Editor’s note: Michael Ackley’s columns may include satire and parody based on current events, and thus mix fact with fiction. He assumes informed readers will be able to tell the difference.
“But, boss, you said to put all the important people on the list.”
So ran Howard Bashford’s alibi the day after he revealed the name of the CIA’s station chief in Afghanistan, putting the spy’s life in danger.
“The station chief is important, right?” he continued, literally sweating under the glare of Amy Handleman, President Obama’s assistant associate deputy chief of staff. “You told me to make a list of the ‘important people’ the president would meet with in Afghanistan and to distribute the list to the news media, didn’t you?”
Handleman sighed. “The CIA station chief’s name is supposed to be a secret,” she said. “You’re supposed to keep secrets.”
“Well, yeah,” said Bashford, “but you said, ‘Make a list of the important people President Obama will meet with in Afghanistan.’ Then you said, ‘Distribute the list to the media.’ You didn’t say, ‘Leave out the name of the CIA station chief.’ You didn’t say, ‘Keep the station chief’s name secret.'”
“This is gross incompetence!” snapped Handleman. “When we recruited you out of Crawford Notch Community College, we thought you would understand what ‘secret’ meant.”
Bashford began to whimper and sniffle, “You said, ‘Make a list …'” But Handleman interrupted, “Just get out of my sight!”
Later, meeting with her boss, Jill Poke, associate deputy chief of staff, Handleman lamented, “Why did we ever hire Bashford? He doesn’t have the brain of a gnat!”
“We can’t hire smart people,” explained Poke. “If we did, some of them might be smarter than you – or even me, or my boss or even the president himself.”
“But I thought smart executives hired smart subordinates so blunders like this station chief fiasco wouldn’t happen,” said Handleman.
“I think you’ve put your finger on it,” said Poke.
Rank ratings: In keeping with his determination to do as much damage to the nation as possible in the next couple of years, President Obama is dusting off his plan to have the federal government “rate colleges.”
The justification is: “Every year, the Department of Education provides more than $150 billion in student financial aid in the form of grants and loans.” So, the government should rate colleges to make sure students get the most bang for the federal buck, ensuring “taxpayer dollars are being spent wisely …”

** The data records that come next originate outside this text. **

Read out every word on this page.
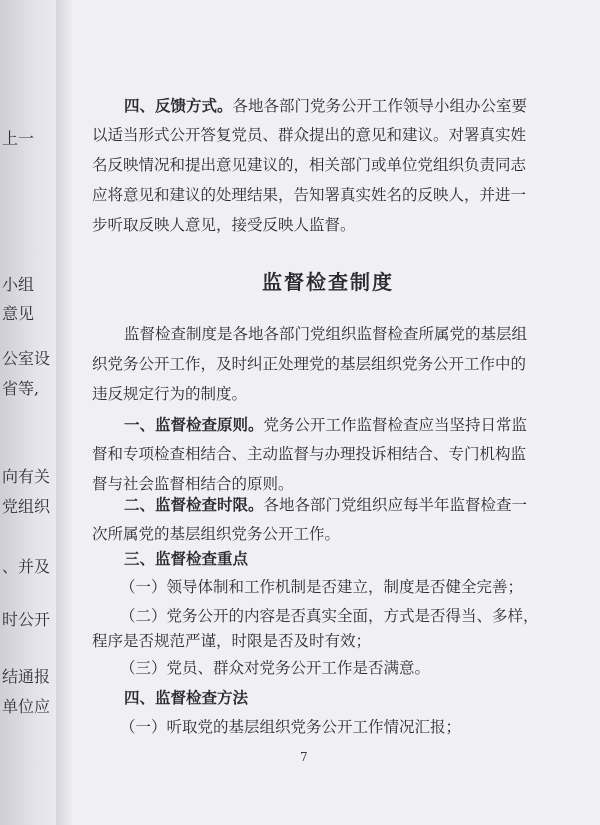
上一
小组
意见
公室设
省等,
向有关
党组织
、并及
时公开
结通报
单位应
四、反馈方式。各地各部门党务公开工作领导小组办公室要
以适当形式公开答复党员、群众提出的意见和建议。对署真实姓
名反映情况和提出意见建议的，相关部门或单位党组织负责同志
应将意见和建议的处理结果，告知署真实姓名的反映人，并进一
步听取反映人意见，接受反映人监督。
监督检查制度
监督检查制度是各地各部门党组织监督检查所属党的基层组
织党务公开工作，及时纠正处理党的基层组织党务公开工作中的
违反规定行为的制度。
一、监督检查原则。党务公开工作监督检查应当坚持日常监
督和专项检查相结合、主动监督与办理投诉相结合、专门机构监
督与社会监督相结合的原则。
二、监督检查时限。各地各部门党组织应每半年监督检查一
次所属党的基层组织党务公开工作。
三、监督检查重点
（一）领导体制和工作机制是否建立，制度是否健全完善；
（二）党务公开的内容是否真实全面，方式是否得当、多样，
程序是否规范严谨，时限是否及时有效；
（三）党员、群众对党务公开工作是否满意。
四、监督检查方法
（一）听取党的基层组织党务公开工作情况汇报；
7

Education Department bureaucrats also say, “Higher education is the key to the middle class, and a highly educated workforce is vital to our economic strength and success.”
“In the future,” the administration declares, “the new ratings system will transform the way federal aid is awarded by tying aid to institutional performance so that students are able to access additional aid at higher-performing colleges.”
It will do this by assessing such factors as:
- “Access, such as percentage of students receiving Pell grants;”
- Affordability, such as average tuition, scholarships, and loan debt; and
- “Outcomes, such as graduation and transfer rates, graduate earnings, and advanced degrees of college graduates.”
- A pledge to identify “colleges that do the most to help students from disadvantaged backgrounds as well as those that are improving.”
Say, doesn’t this sound swell? But for some reason we found it disquieting, so we called up Department of Education spokeswoman Tillie Quails, who explained, “We are so concerned that students have a chance at the middle class, we’re going to have to intimidate colleges that don’t toe the line.
“Sure, graduation rates, earnings and the like are good things, but because federal dollars are involved, we want to make sure students also learn the right things. This means we’ll have to start looking at course offerings. Is an understanding imparted of income inequality, capitalism’s inequity, the system’s exploitation of minorities and women? Is there enough diversity in the student body and faculty?
“We won’t be lending money to students who want to attend institutions that don’t measure up.”
“So this is why the administration nationalized the student loan industry!” we exclaimed.
“Boy!” she said. “Are you late to the party!”